Cette féminité qu’in­voque le poète est com­para­i­son, elle est totale, elle réu­nit l’un et le plusieurs, elle pal­pite d’é­ter­nité et elle se laisse percevoir par-delà ses apparences illu­soires, se mou­vant entre les plis de l’Univers.

Chant d’amour pour la femme ? Certes. Pour la féminité ? Absol­u­ment. Mais davan­tage poème rel­e­vant du genre cour­tois pour chanter la Dame, c’est à dire l’éter­nel féminin, cet éter­nel qui est la grande quête de tout l’hu­main depuis la nuit des temps.
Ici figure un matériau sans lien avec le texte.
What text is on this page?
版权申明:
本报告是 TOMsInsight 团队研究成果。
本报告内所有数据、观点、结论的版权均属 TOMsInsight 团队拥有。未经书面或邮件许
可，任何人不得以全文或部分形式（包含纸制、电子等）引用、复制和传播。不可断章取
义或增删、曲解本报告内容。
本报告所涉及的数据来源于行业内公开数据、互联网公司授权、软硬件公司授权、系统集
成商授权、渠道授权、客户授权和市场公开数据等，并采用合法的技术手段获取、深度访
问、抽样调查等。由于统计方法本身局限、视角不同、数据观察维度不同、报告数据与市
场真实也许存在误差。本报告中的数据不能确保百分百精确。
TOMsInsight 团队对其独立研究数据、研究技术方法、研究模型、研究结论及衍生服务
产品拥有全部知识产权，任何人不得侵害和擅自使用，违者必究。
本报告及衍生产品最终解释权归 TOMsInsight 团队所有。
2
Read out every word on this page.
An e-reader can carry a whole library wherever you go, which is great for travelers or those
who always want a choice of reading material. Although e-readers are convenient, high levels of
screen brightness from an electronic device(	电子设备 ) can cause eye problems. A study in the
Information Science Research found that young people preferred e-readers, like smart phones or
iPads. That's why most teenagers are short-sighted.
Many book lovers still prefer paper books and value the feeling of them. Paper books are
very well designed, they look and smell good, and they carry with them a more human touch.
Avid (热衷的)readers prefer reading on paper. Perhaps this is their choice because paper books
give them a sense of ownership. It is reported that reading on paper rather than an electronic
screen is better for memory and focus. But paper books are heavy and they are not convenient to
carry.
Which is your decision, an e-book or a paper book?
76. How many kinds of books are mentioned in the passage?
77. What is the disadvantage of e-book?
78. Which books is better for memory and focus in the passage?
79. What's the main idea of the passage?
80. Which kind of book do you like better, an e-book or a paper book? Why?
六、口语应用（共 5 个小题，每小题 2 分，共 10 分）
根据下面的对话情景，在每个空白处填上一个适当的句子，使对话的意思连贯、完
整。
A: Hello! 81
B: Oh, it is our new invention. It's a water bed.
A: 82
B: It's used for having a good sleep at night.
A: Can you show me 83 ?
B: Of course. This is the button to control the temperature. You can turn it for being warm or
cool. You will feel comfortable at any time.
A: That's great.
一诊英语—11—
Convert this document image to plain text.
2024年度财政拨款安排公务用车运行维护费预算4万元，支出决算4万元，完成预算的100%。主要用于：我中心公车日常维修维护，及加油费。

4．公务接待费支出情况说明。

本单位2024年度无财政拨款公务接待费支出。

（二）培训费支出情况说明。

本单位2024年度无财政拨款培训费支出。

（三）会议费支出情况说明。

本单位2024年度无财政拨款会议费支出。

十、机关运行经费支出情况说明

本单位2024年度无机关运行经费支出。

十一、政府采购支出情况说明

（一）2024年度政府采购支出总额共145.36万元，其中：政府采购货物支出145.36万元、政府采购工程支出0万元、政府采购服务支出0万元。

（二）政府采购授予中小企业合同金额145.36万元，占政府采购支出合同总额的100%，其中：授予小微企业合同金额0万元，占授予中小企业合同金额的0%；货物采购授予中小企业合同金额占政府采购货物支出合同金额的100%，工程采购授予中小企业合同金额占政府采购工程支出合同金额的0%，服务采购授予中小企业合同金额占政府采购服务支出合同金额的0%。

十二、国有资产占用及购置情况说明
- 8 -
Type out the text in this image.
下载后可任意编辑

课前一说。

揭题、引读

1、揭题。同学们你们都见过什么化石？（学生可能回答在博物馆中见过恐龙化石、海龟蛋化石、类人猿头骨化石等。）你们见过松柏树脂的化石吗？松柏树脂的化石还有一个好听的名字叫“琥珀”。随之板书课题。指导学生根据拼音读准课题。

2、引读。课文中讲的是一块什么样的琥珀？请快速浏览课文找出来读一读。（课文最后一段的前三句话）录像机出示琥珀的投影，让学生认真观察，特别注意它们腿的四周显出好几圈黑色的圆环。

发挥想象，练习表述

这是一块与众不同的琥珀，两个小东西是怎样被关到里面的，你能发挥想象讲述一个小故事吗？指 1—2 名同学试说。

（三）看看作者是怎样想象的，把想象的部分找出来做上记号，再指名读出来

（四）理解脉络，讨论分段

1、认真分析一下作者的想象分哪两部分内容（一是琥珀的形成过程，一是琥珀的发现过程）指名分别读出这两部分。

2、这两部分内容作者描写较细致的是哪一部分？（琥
Angot était un cheva­lier. Un cheva­lier dans une époque sans château et sans roi, sans chevaux et sans Graal. L’éter­nel féminin, c’est la Dame incon­nue vivant en nous, c’est la poésie et la parole silen­cieuse enten­due dans le mur­mure des forêts intérieures, c’est l’éro­tisme des paysages du monde appelant la voca­tion de la beauté ; l’éter­nel féminin, ce sont les mys­tères invis­i­bles faisant signe à la sur­face de nos vies pour attir­er notre atten­tion sur sa présence créatrice.

 

“oh oui tu es en moi ma non humaine
c’est pour la vie”

 

Ain­si chante le poète qui, nom­mant son “elle” sa “non humaine” dit toute la quête qui est la sienne, qui fut la sienne, en cette époque de tran­si­tion entre le vingtième siè­cle finis­sant et le troisième mil­lé­naire s’ou­vrant. Cela aus­si, c’est un signe. Un signe du Poème dans un temps anti poé­tique. Comme pour nous dire que rien ne change et que, mal­gré le fait que tout se meut tout le temps partout, rien n’altère l’E­tre en sa permanence.

A l’é­tale nom­ma-t-il son poème. Comme pour dire ce non mou­ve­ment de la mer, cet espace entre le flux et le reflux, se situ­ant après la marée mon­tante, ou après la marée descen­dante. Un mou­ve­ment immo­bile en réal­ité. Mou­ve­ment tout de même, car les vagues bercent tou­jours la plage, mais ne mon­tent ni ne descen­dent. Une caresse du féminin apaisant le rivage, et l’ourlant de sa présence imag­i­nale. De sa présence pro­créa­trice. Pour la plus grande joie sur la terre…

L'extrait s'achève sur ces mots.